A Multi-model approach for remote sensing-based actual evapotranspiration mapping using Google Earth Engine (ETMapper-GEE)

Abstract

Accurate estimation of actual evapotranspiration (ET_a) through remote sensing (RS) is essential for effective large-scale water management. We developed an EvapoTranspiration Mapper in the Google Earth Engine environment (ETMapper-GEE) to estimate RS-ET_a using Landsat satellite data employing four models: Surface Energy Balance Algorithm for Land (SEBAL), Mapping EvapoTranspiration at high Resolution with Internalized Calibration (METRIC), surface temperature-vegetation-based triangle (TriAng), and Operational Simplified Surface Energy Balance (SSEBop).
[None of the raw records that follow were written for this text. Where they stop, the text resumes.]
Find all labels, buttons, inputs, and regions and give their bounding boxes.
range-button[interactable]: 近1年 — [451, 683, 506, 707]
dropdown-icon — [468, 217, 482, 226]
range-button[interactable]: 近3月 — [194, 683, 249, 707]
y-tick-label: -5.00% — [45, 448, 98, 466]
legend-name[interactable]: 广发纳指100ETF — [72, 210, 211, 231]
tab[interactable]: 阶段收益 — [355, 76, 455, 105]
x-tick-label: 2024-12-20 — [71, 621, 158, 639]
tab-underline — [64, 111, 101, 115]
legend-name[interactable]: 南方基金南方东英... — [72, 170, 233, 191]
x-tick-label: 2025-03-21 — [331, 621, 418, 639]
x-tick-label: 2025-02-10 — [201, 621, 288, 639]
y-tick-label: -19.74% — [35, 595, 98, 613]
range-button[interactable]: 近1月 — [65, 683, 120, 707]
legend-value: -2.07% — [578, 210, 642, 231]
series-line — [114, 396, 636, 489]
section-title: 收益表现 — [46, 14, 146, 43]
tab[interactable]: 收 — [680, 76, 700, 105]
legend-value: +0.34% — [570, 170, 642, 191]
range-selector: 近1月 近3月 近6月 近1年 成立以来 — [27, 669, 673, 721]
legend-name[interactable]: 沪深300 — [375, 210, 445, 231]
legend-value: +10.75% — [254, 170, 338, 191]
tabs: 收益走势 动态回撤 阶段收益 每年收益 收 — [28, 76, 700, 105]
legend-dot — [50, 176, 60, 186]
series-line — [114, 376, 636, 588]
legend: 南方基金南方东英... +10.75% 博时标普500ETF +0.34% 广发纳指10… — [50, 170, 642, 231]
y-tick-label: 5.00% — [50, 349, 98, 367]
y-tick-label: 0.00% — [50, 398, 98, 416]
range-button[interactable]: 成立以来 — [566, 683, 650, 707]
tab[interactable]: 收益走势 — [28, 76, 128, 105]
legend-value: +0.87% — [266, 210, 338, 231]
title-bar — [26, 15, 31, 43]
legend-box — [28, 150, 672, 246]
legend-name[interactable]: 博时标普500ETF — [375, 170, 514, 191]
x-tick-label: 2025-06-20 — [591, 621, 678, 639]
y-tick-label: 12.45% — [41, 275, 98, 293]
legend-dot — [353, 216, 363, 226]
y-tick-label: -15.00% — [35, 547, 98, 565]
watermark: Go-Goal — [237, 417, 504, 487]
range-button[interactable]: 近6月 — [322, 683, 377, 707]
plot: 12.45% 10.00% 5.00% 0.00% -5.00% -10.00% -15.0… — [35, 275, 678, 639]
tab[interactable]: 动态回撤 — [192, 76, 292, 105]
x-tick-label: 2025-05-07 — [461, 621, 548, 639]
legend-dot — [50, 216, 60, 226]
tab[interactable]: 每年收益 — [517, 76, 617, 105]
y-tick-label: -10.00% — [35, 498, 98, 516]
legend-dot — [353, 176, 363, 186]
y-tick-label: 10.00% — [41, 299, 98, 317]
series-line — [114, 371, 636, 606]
The estimation integrates extrapolation approaches (Evaporative Fraction (EF) and EvapoTranspiration Fraction (ETF)), reference ET types (grass (ET_o) and alfalfa (ET_r)), and climate forcing datasets (the fifth generation of the European ReAnalysis (ERA5-Land) and the Climate Forecast System version 2 (CFSv2)). The ETMapper was evaluated against observed data from flux towers in Germany for the period 2020 to 2022. The results showed that EF outperformed the ETF approach, with a more than an 8 % higher correlation of determination (R²) and 35 % lower Root Mean Square Error (RMSE) compared to the other approaches. Among the EF approaches, TriAng (RMSE = 1.38 mm d^-1) exhibited the best performance, followed by METRIC (1.69 mm d^-1) and SEBAL (2.07 mm d^-1). Using ETMapper with ET_o resulted in at least 4 % higher R² and reduction in RMSE by at least 29 % compared to ET_r. Forcing ETMapper with ERA5 yielded better accuracy (R² > 4 %, RMSE < 12 %) than when using CFSv2. This study provides an integrated framework for RS-ET_a estimation, supporting water-related Sustainable Development Goals, especially in agricultural contexts.